BostonUniversity’s Center for Psychiatric Rehabilitation (CPR) adapted some of Mancuso’s suggested accommodations for workers with psychiatric disabilities (Mancuso, 1990) to apply to accommodations for students with bipolar disorder. For instance, if a child is sensitive to noise or light, the CPR suggests that he or she asks the teacher to be allowed to do independent work in a quiet or more dimly lit study area. For difficulty concentrating or short-term memory problems, they suggest asking to break larger projects into smaller tasks, asking for assignments to be given one by one or in writing, and asking permission to take multiple short breaks while completing an assignment. If attendance becomes an issue, possibilities include the parents or the school requesting a tutor, and/or the teacher sending home/to the hospital copies of the weekly lessons and assignments so that the child is as caught up as possible when they return to school. Warner and colleagues (2003) add that the school should designate a “safe place or person” inside the school where the child can go in times of severe stress or irritability. In addition, they suggest that the child’s teachers use a “flexible approach” that can vary depending on the student’s mood and presentation, and (much like MGH’s treatment contract) teach the student how and what to ask for during more difficult times when they may feel less in control of themselves.

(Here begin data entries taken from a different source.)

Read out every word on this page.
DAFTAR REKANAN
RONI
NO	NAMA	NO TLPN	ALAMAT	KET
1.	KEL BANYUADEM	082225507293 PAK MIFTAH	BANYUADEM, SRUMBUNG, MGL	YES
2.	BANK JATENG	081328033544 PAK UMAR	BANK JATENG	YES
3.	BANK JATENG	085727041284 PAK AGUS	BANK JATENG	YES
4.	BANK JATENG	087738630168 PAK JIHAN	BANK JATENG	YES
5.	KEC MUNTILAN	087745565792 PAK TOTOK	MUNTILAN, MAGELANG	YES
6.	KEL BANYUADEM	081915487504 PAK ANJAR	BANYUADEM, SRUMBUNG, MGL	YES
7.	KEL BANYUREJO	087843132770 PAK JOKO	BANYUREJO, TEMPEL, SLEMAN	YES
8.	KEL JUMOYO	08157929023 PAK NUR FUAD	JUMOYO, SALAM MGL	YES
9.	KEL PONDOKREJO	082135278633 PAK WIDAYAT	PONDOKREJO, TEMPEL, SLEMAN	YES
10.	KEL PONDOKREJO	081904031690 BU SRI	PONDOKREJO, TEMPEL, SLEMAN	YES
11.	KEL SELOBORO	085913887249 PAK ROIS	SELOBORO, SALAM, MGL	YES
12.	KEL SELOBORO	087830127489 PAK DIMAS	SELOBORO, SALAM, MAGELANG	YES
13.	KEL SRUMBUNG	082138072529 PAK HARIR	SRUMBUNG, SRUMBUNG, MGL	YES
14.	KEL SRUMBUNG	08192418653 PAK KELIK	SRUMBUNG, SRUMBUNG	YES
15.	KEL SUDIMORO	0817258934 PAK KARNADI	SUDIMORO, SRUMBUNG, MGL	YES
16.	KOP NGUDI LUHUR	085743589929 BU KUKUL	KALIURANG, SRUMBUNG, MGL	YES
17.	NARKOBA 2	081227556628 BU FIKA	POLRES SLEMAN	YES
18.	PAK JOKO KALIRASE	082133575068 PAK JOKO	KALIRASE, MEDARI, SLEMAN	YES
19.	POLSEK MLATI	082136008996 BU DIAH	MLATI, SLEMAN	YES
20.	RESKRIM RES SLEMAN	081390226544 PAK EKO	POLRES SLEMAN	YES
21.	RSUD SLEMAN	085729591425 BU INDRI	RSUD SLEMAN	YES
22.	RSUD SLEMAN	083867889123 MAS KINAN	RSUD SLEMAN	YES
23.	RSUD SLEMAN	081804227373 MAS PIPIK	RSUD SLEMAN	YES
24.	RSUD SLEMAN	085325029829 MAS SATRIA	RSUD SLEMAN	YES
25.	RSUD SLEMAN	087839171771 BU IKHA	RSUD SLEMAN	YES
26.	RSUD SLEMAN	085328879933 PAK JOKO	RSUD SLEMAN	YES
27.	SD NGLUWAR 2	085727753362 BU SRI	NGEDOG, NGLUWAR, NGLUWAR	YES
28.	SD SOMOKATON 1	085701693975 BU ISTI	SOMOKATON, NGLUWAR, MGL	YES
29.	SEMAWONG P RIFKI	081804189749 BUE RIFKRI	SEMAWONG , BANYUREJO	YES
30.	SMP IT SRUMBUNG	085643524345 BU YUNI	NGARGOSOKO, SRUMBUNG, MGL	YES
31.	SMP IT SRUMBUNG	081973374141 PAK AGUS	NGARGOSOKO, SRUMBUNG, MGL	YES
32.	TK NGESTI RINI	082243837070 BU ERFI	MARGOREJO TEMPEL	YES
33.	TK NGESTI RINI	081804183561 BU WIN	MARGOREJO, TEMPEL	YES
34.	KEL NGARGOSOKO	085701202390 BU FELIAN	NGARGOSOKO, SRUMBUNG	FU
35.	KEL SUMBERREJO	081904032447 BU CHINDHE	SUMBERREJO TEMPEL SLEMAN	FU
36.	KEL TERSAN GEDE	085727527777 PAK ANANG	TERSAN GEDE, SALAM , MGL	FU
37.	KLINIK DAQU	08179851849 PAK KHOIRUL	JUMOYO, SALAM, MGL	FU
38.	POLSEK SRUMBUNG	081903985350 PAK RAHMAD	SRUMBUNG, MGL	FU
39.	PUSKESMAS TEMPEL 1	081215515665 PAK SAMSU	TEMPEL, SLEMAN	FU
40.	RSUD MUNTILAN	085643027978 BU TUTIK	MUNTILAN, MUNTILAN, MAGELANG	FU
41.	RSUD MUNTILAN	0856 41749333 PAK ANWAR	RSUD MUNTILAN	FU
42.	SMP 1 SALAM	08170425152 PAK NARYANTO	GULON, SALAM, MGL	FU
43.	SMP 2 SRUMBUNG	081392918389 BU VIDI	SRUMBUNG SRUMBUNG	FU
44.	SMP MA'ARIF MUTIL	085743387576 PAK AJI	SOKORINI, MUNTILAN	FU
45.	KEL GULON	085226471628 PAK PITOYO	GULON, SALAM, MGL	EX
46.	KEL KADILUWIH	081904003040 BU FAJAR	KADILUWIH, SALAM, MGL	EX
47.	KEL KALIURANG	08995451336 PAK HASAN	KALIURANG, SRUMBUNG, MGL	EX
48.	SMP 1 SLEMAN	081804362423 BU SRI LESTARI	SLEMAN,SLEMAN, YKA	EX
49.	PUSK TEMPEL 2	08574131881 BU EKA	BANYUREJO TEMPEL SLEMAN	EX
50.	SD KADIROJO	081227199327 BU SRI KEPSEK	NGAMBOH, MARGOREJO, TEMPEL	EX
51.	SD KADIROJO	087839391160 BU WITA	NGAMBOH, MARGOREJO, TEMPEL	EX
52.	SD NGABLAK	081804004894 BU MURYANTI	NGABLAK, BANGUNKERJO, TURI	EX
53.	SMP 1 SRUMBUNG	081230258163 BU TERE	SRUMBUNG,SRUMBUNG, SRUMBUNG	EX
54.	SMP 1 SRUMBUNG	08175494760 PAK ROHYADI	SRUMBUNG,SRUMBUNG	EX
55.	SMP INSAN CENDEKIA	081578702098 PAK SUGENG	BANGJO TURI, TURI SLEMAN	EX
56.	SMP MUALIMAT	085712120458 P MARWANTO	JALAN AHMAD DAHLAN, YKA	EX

As a final note, it must be mentioned that in the most extreme cases, in which children are a danger to themselves and/or others, or in which they need more constant and careful observation of their illness than a mainstream school can provide, there is the option of residential treatment centers. These are medical facilities that have psychiatrists and nurses on staff, administer and monitor medications, and provide therapy and schooling (following the student’s IEP, as is required by law). One drawback to these facilities is the potential isolation of the student from the outside world, including his/her family. Another is the cost – anywhere from $50,000 to over $125,000 per year. A school district may pay some or most of the fee, but usually only after a due process hearing has taken place.
Bipolar disorder is an increasingly prevalent mental illness that requires constant management and a great deal of personal struggle. It deserves to be taken as seriously and offered as many accommodations as a more visible physical disability, and it is imperative that accessible, affordable, effective treatment be made available to all those who suffer from it, regardless of race, ethnicity, language, or socio-economic status.